Agriculture, water and land reform minister Calle Schlettwein last week told parliamentarians that government cannot afford to implement the intended 5 000-hectare irrigation scheme outside the Neckartal dam aimed at increasing food security and economic development in the //Kharas region.
Schlettwein said this while responding to questions by National Unity Democratic Organisation (Nudo) parliamentarian Utjiua Muinjangue who wanted to know the current status of the envisaged Neckartal irrigation scheme.
The scheme was expected to produce a valley of green lush lands where high-value crops like wheat, maize, vegetables and fruits as well as animal fodder could be produced for own consumption and export to other markets.
Schlettwein explained that the irrigation project was conceived to be developed in two phases.
He said the first phase was the feasibility study, design and construction of the dam which was completed last year.
“The second phase is the feasibility study, design and the construction of the 5000ha irrigation project of which the feasibility study and design were completed,” he said.
However, Schlettwein said due to the economic conditions the country has been facing, the government could not proceed with the development of the irrigation scheme because the design of the existing green scheme project entails that the government first identify land, clear and fence it off before developing irrigation infrastructure for small and medium-scale components of the farm.
“It should be noted that such a design will rely on government providing all financial resources required for the development of the medium and small-scale components. This was not tenable under the current economic conditions,” he added.
Schlettwein also said that soil suitable for the irrigation project in not in abundance in the subject area.
“The positioning of the irrigation project therefore mainly depended on the location of suitable soil,” he said, adding that the ministry has identified farm Schlangkopf (1 900ha), farm Dagbreek (1 700ha) and farm Schaapplaats (370ha) as having suitable soil for irrigation development around Neckartal.
He said an additional 1 030ha of suitable irrigation land is still needed to be confirmed, because the government’s ultimate goal is to identify and develop 5 000ha around the dam. “We will continue to identify additional land in the surrounding areas of the dam to reach a target area of 5 000ha required in order to maximise the utilisation of the harvested water,” he said. For now, Schlettwein said, the water reticulation system to the green scheme irrigation project is currently not in place, however, water from the main dam to the balancing reservoir is in place.

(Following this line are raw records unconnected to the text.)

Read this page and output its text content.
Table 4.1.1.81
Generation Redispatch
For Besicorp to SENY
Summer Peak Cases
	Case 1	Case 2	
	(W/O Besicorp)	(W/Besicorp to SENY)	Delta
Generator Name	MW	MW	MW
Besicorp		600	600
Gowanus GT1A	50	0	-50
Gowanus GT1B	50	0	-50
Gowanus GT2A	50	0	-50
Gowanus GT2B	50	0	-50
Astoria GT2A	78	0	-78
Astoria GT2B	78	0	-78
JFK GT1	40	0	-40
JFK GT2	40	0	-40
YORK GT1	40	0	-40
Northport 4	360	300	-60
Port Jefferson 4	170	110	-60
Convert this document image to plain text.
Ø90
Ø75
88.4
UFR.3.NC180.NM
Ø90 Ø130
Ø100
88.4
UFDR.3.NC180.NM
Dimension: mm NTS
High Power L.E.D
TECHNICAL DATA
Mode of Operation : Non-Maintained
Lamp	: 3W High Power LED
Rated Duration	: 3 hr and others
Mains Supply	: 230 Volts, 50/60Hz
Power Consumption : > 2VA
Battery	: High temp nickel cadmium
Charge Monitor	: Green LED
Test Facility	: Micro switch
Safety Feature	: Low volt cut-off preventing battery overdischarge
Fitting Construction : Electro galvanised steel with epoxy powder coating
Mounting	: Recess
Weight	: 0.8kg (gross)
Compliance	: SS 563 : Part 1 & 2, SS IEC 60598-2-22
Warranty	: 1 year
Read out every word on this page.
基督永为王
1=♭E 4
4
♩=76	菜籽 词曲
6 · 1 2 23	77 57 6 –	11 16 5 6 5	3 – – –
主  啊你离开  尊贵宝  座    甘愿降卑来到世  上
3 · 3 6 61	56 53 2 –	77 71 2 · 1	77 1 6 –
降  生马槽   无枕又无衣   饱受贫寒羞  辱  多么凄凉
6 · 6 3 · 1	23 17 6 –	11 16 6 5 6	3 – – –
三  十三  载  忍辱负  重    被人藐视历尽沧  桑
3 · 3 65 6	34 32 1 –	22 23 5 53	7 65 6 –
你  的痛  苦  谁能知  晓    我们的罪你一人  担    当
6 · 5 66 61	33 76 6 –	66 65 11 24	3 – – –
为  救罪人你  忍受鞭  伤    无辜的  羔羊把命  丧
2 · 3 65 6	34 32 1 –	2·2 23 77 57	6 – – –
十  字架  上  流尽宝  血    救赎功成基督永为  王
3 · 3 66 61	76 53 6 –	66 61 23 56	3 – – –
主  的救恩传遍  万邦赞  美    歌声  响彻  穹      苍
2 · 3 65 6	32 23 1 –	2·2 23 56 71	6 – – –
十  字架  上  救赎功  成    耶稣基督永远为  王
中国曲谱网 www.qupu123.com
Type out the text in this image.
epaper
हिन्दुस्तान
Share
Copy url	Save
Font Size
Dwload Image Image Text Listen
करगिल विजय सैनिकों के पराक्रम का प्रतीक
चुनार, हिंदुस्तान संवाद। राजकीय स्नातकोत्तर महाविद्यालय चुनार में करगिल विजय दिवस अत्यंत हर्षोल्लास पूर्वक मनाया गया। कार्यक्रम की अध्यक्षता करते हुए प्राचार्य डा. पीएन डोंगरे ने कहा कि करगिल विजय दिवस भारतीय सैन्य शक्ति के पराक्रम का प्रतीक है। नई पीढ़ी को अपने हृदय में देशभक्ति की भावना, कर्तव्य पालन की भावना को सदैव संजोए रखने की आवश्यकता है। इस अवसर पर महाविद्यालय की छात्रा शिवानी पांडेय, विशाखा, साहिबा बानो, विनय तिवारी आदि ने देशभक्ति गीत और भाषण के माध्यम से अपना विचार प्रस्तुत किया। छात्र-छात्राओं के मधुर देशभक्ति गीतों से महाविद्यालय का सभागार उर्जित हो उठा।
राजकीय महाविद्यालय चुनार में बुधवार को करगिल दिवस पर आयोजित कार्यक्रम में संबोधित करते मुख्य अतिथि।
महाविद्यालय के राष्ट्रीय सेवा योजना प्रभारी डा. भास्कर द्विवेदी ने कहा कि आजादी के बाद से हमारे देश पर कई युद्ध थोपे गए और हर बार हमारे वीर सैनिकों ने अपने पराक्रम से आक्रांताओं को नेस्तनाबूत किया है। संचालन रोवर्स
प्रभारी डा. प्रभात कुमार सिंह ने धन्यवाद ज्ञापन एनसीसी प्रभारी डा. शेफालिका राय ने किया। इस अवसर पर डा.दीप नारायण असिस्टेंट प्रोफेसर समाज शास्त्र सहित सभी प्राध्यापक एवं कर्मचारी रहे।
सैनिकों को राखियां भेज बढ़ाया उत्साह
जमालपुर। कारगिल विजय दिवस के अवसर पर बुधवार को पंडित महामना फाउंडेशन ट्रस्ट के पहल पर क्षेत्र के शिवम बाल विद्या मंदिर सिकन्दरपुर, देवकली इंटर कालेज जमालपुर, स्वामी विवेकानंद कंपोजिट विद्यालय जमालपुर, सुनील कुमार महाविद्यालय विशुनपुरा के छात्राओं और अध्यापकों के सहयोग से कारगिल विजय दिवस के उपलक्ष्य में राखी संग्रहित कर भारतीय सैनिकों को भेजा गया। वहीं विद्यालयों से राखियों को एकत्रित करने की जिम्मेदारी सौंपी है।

“Off-take from the balancing dam to the irrigation plots will only be developed during the second phase of the project, which is the construction of the irrigation scheme,” he said.
The Neckartal dam, which is Namibia’s largest dam, reached full capacity in January this year following good rains, which resulted in an overflow.
Construction of the dam commenced on 11 September 2013 and it was officially handed over to the agriculture ministry on 25 September 2019.
During construction of the dam, 3 000 Namibians were directly employed whilst 2 500 indirect employment opportunities were created in Keetmanshoop and the surrounding areas, of which 65% of all employees hailed from //Kharas.
The total cost for construction amounted to N$5.5 billion.
As the largest dam in Namibia it has a storage capacity of approximately three times of Hardap dam’s volume. At full supply level, it has a storage volume of 857 million cubic metres of water.
The dam furthermore stretches for more than 38km upstream and has a circumference at full supply level of more than 290km.
In addition, it has the potential to will generate 3.5 MV of power which will then be ploughed back to the national power grid. The dam will furthermore cater for water supply to settlements, as far as the drought-stricken areas of Grünau and Aus.